Isn't it obvious? People who drink a lot of coffee are USED to heart arrhythmia--so they don't go to the hospital when it happens.

Posted by: jjjunob | March 15, 2010 12:21 PM | Report abuse

Sorry, not buying the studies that coffee is completely harmless or is somehow good for you. Sure, it is far from the worst thing you can ingest, but let's not pretend that it prevents cancer.

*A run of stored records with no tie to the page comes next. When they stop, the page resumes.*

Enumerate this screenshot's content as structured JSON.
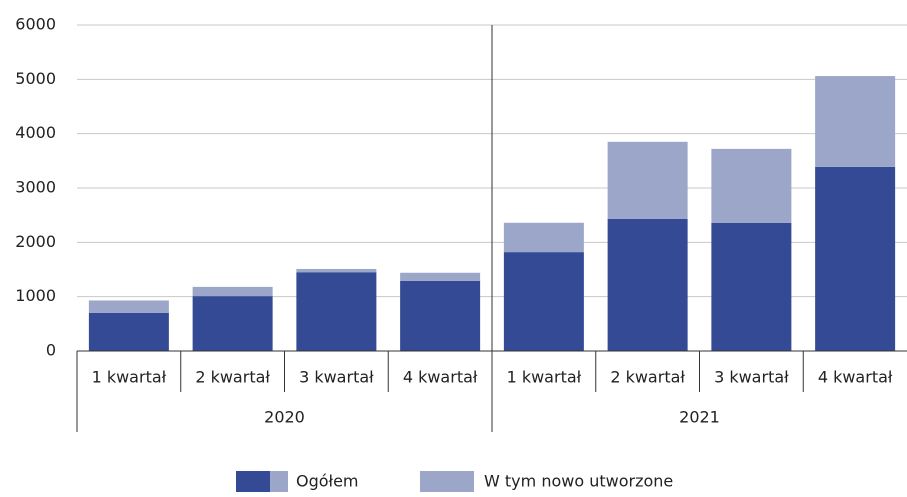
{
  "chart_data": {
    "type": "stacked_bar",
    "groups": [
      {
        "label": "2020",
        "categories": [
          "1 kwartał",
          "2 kwartał",
          "3 kwartał",
          "4 kwartał"
        ]
      },
      {
        "label": "2021",
        "categories": [
          "1 kwartał",
          "2 kwartał",
          "3 kwartał",
          "4 kwartał"
        ]
      }
    ],
    "series": [
      {
        "name": "Ogółem",
        "color": "#344a94",
        "values": [
          700,
          1010,
          1450,
          1290,
          1820,
          2430,
          2360,
          3390
        ]
      },
      {
        "name": "W tym nowo utworzone",
        "color": "#9ba6c9",
        "values": [
          230,
          170,
          60,
          150,
          540,
          1420,
          1360,
          1670
        ]
      }
    ],
    "ylim": [
      0,
      6000
    ],
    "yticks": [
      0,
      1000,
      2000,
      3000,
      4000,
      5000,
      6000
    ],
    "grid": true
  }
}
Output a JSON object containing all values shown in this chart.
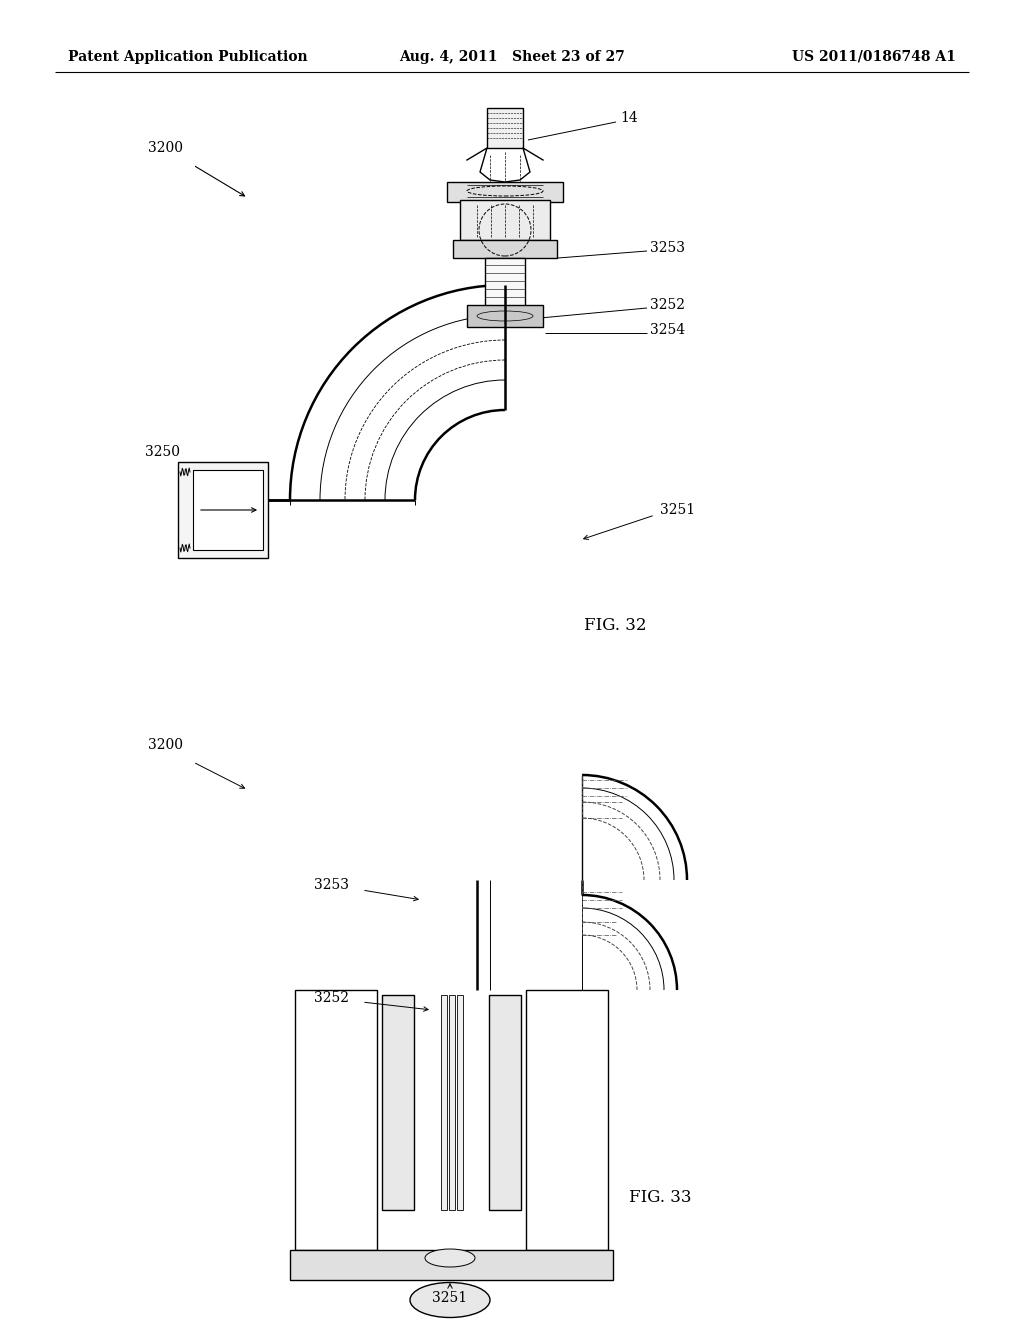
{
  "header_left": "Patent Application Publication",
  "header_mid": "Aug. 4, 2011   Sheet 23 of 27",
  "header_right": "US 2011/0186748 A1",
  "fig32_label": "FIG. 32",
  "fig33_label": "FIG. 33",
  "bg_color": "#ffffff",
  "line_color": "#000000",
  "gray_light": "#d8d8d8",
  "gray_mid": "#b0b0b0",
  "header_font_size": 10,
  "label_font_size": 10,
  "fig_label_font_size": 12,
  "labels": {
    "fig32_3200": "3200",
    "fig32_14": "14",
    "fig32_3253": "3253",
    "fig32_3252": "3252",
    "fig32_3254": "3254",
    "fig32_3250": "3250",
    "fig32_3251": "3251",
    "fig33_3200": "3200",
    "fig33_3253": "3253",
    "fig33_3252": "3252",
    "fig33_3251": "3251"
  }
}
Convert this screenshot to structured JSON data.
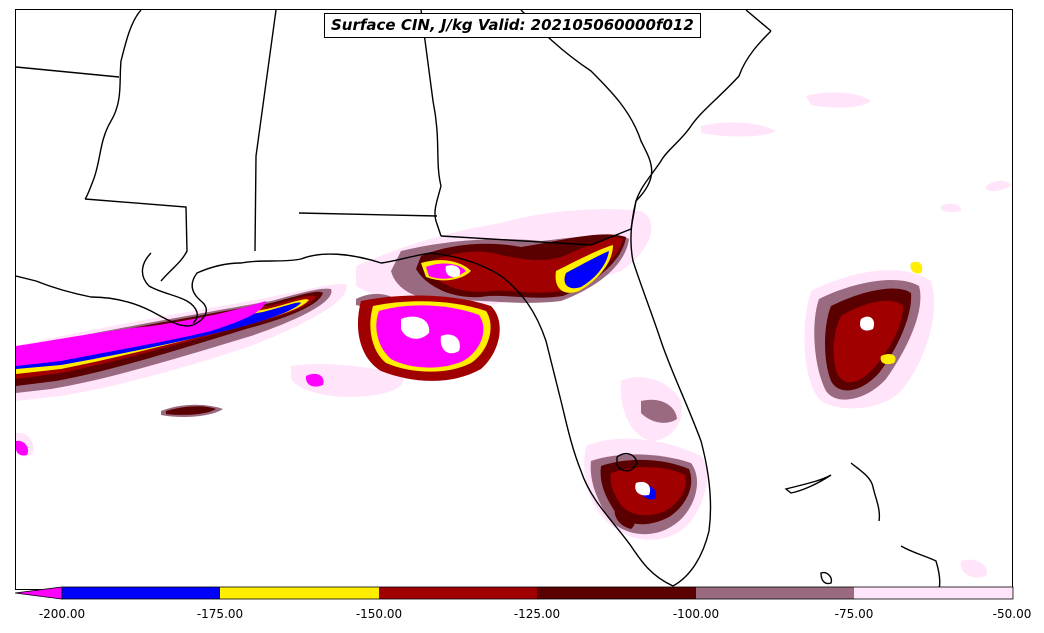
{
  "title": "Surface CIN, J/kg Valid: 202105060000f012",
  "colorbar": {
    "ticks": [
      "-200.00",
      "-175.00",
      "-150.00",
      "-125.00",
      "-100.00",
      "-75.00",
      "-50.00"
    ],
    "colors": [
      "#ff00ff",
      "#0000ff",
      "#ffee00",
      "#a00000",
      "#5a0000",
      "#9a6a80",
      "#ffe4fa"
    ],
    "extend": "min"
  },
  "palette": {
    "magenta": "#ff00ff",
    "blue": "#0000ff",
    "yellow": "#ffee00",
    "red": "#a00000",
    "dark_red": "#5a0000",
    "mauve": "#9a6a80",
    "light_pink": "#ffe4fa",
    "boundary": "#000000"
  }
}
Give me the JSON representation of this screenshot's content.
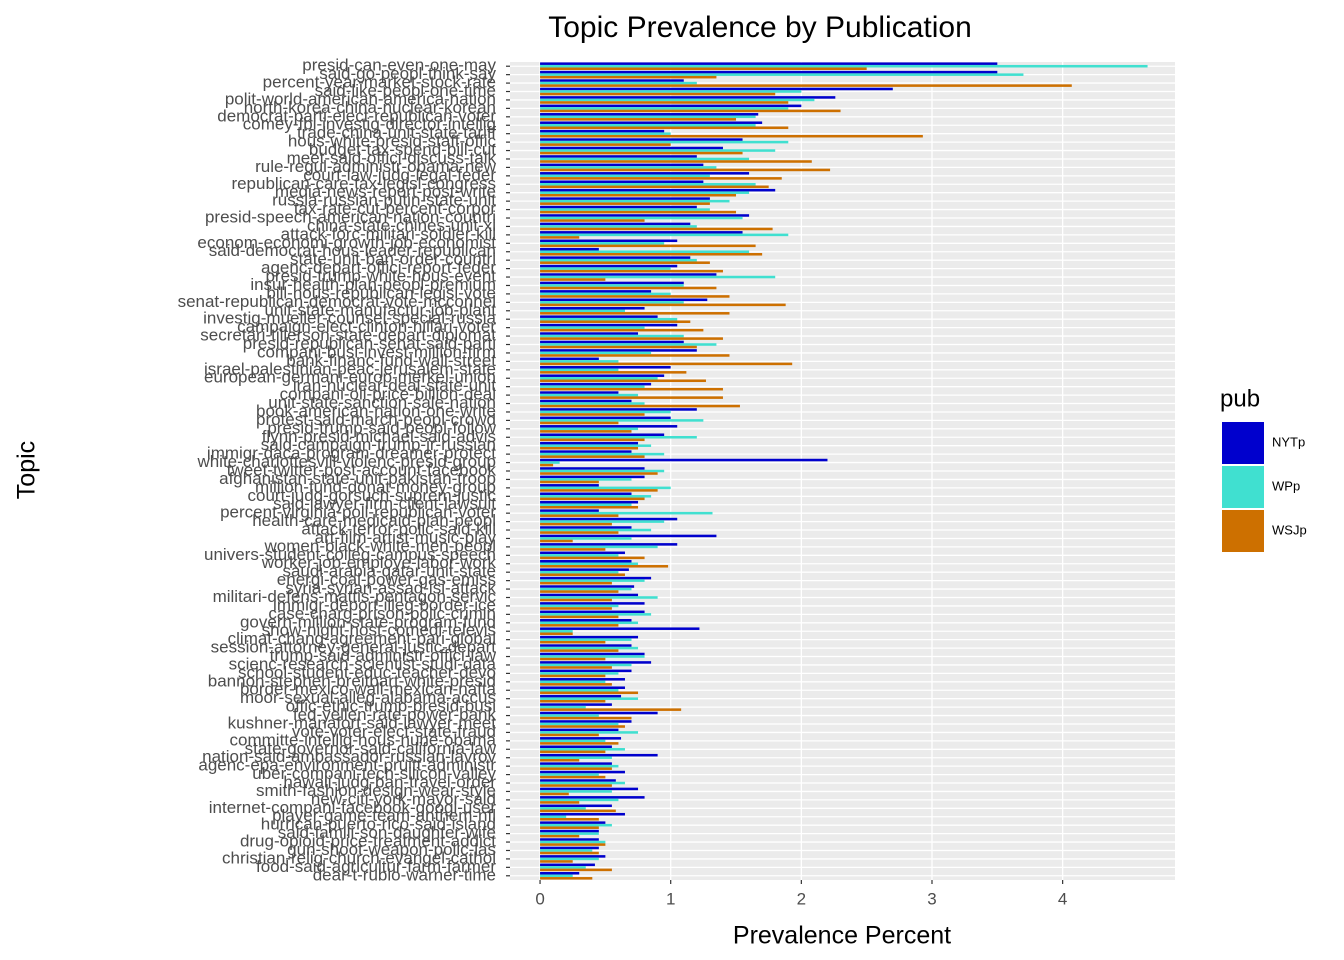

Posted by: Axel2 | March 15, 2010 4:21 PM | Report abuse

Anyone agree that those here who make a comment citing various harmful effects of coffee consumption don’t drink coffee??!! Kind of like offering parenting advice but you’ve never had any kids. I personally am all over the map with regards to the effect of, and “hold”, that coffee has had on me in my 40+ years of drinking it:

* I drank coffee from morning till night until I got pregnant. Then, I quit coffee cold-turkey for the duration of my pregnancy, drinking decaf instead and never missing the real thing.
* After giving birth I continued with decaf until I was past breastfeeding my baby, at which time I switched back to regular (caffeinated) coffee.
* Coming home after work to my little ones, I sometimes was so tired that I would drink a cup of coffee while reading their bedtime stories so I wouldn’t fall asleep while reading to them (it didn’t always help!)
* Now that my kids are grown, I don’t need to keep awake into the evening and so don’t drink as late in the day as I used to, but I still enjoy the stuff. Most weekday mornings I have a cup, and on weekends it is part of my day because I just enjoy the smell and taste of a good cup of coffee. But in the summer I either don’t drink it or have an iced coffee instead.
* I don’t feel any edginess unless I’ve overdone it because (yes) I didn’t get enough sleep the night before. But those instances are so rare.

Posted by: silverspringDemocrat | March 15, 2010 5:09 PM | Report abuse

While we worry and fret about coffee and the heart, we seldom hear the basic fact that the number one controllable cause of heart disease is cigarettes. Apparently the one thing that media reports can almost never bring themselves to do is mention that simple fact. And put all the other minor, possible, possibly not-even causes into perspective.

As long as 50 million Americans are customers to tobacco product, talk of other causes of heart disease is largely a waste of time.